Mr Summers suffered an injury at work in May 2003. It was a serious injury, described in the Supreme Court’s summary as being “serious fractures which required at least two operations”. Summers sued, and submitted a schedule of loss. It claimed damages of £838,616 including a claim for loss of earnings up to October 2008.

However, between October 2007 and September 2008 the Appellant subjected Summers to undercover surveillance. The result was to reveal that he was exaggerating the effect of his injuries and his incapacity for work.

Ultimately, the court held that Summers was entitled to compensation for loss of earnings for the period from the date of the accident to 30 June 2007. The judge also awarded general damages of £18,500 and damages for additional care and assistance. The total award was £88,716.76.

Fairclough Homes’ insurer (Zurich) appealed, contending that the entire claim should be struck out because it was “substantially fraudulent”. Ultimately, the matter came before the Supreme Court in April, and judgment was handed down at the end of June. The Supreme Court allowed Summers to hold onto the £88,716.76, albeit that it concluded that it did have jurisdiction to strike out the claim as an abuse of process.

This issue, as a matter of law, was delicate, given the authority of the Court of Appeal case Ul-Haq v Shah. This case established that there is an invariable rule that a person cannot be deprived of a judgment for damages to which he is otherwise entitled on the ground that he is guilty of an abuse of process. The principles in Ul-Haq were restated by the Court of Appeal in Widlake v BAA. However, the Supreme Court found that the Civil Procedure Rules countervailed this, albeit that “as a matter of principle the court should only exercise this power [to strike out as an abuse of process] in very exceptional circumstances”.

Those circumstances were evidently not met in Fairclough v Summers, but the case raises an important tangential issue, namely: how do we measure pain?
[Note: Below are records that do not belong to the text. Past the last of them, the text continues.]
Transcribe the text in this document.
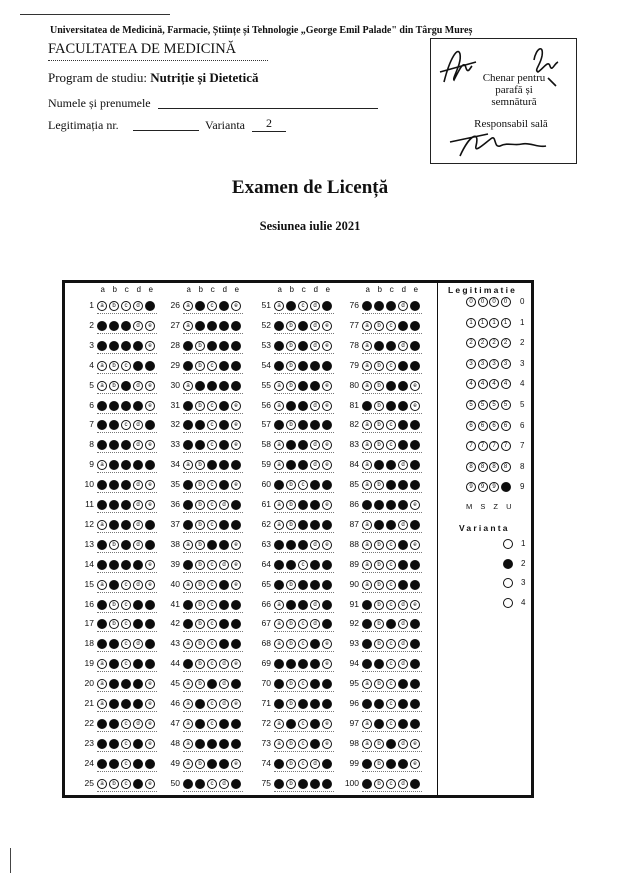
Universitatea de Medicină, Farmacie, Științe și Tehnologie „George Emil Palade" din Târgu Mureș
FACULTATEA DE MEDICINĂ
Program de studiu: Nutriție și Dietetică
Numele și prenumele
Legitimația nr.	Varianta	2
Chenar pentru
parafă și semnătură
Responsabil sală
Examen de Licență
Sesiunea iulie 2021
a b c d e	a b c d e	a b c d e	a b c d e
1	a	b	c	d	e
2	a	b	c	d	e
3	a	b	c	d	e
4	a	b	c	d	e
5	a	b	c	d	e
6	a	b	c	d	e
7	a	b	c	d	e
8	a	b	c	d	e
9	a	b	c	d	e
10	a	b	c	d	e
11	a	b	c	d	e
12	a	b	c	d	e
13	a	b	c	d	e
14	a	b	c	d	e
15	a	b	c	d	e
16	a	b	c	d	e
17	a	b	c	d	e
18	a	b	c	d	e
19	a	b	c	d	e
20	a	b	c	d	e
21	a	b	c	d	e
22	a	b	c	d	e
23	a	b	c	d	e
24	a	b	c	d	e
25	a	b	c	d	e
26	a	b	c	d	e
27	a	b	c	d	e
28	a	b	c	d	e
29	a	b	c	d	e
30	a	b	c	d	e
31	a	b	c	d	e
32	a	b	c	d	e
33	a	b	c	d	e
34	a	b	c	d	e
35	a	b	c	d	e
36	a	b	c	d	e
37	a	b	c	d	e
38	a	b	c	d	e
39	a	b	c	d	e
40	a	b	c	d	e
41	a	b	c	d	e
42	a	b	c	d	e
43	a	b	c	d	e
44	a	b	c	d	e
45	a	b	c	d	e
46	a	b	c	d	e
47	a	b	c	d	e
48	a	b	c	d	e
49	a	b	c	d	e
50	a	b	c	d	e
51	a	b	c	d	e
52	a	b	c	d	e
53	a	b	c	d	e
54	a	b	c	d	e
55	a	b	c	d	e
56	a	b	c	d	e
57	a	b	c	d	e
58	a	b	c	d	e
59	a	b	c	d	e
60	a	b	c	d	e
61	a	b	c	d	e
62	a	b	c	d	e
63	a	b	c	d	e
64	a	b	c	d	e
65	a	b	c	d	e
66	a	b	c	d	e
67	a	b	c	d	e
68	a	b	c	d	e
69	a	b	c	d	e
70	a	b	c	d	e
71	a	b	c	d	e
72	a	b	c	d	e
73	a	b	c	d	e
74	a	b	c	d	e
75	a	b	c	d	e
76	a	b	c	d	e
77	a	b	c	d	e
78	a	b	c	d	e
79	a	b	c	d	e
80	a	b	c	d	e
81	a	b	c	d	e
82	a	b	c	d	e
83	a	b	c	d	e
84	a	b	c	d	e
85	a	b	c	d	e
86	a	b	c	d	e
87	a	b	c	d	e
88	a	b	c	d	e
89	a	b	c	d	e
90	a	b	c	d	e
91	a	b	c	d	e
92	a	b	c	d	e
93	a	b	c	d	e
94	a	b	c	d	e
95	a	b	c	d	e
96	a	b	c	d	e
97	a	b	c	d	e
98	a	b	c	d	e
99	a	b	c	d	e
100	a	b	c	d	e
Legitimatie
0	0	0	0	0
1	1	1	1	1
2	2	2	2	2
3	3	3	3	3
4	4	4	4	4
5	5	5	5	5
6	6	6	6	6
7	7	7	7	7
8	8	8	8	8
9	9	9	9	9
M S Z U
Varianta
1
2
3
4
I make no comment on the facts of Summers, but I have encountered many cases over the years in which the claimant’s perception of pain differs widely from that which objective analysis might conclude to be reasonable.

The point, when it comes to assessing compensation for pain and suffering, is that a range of factors need to be considered. There is the question of physical trauma and its extent, which the medical profession describes as ‘biomedicial’ or ‘biophysical’ factors. Then there are psychological factors. These may include a person’s character, past experience, mood, attitude to life and beliefs.

Then there is what is known as ‘pain behaviour’. This is what a person does in response to pain. Some people take themselves to a doctor if they twist an ankle; others ignore it and soldier on. Pain behaviour is also a product of psychological and environmental conditioning.

There are so many complex variables when it comes to pain and trauma that it is impossible to adopt a ‘one size fits all’ remedy. What is crucial is that the courts and insurers understand that a claimant may appear to exaggerate symptoms, when compared to someone else who suffered the same injury, but that the exaggeration may be wholly honest. In other words, it is the individual claimant’s response to the accident that matters.

In the Summers case there was clearly an element of malingering and dishonest exaggeration. But rather than lamenting the Supreme Court’s ruling as injurious to the insurance industry, we should instead take the opportunity to debate how best to ensure that each victim is compensated for pain – remembering that one person’s stiff upper lip is another’s trip to hospital.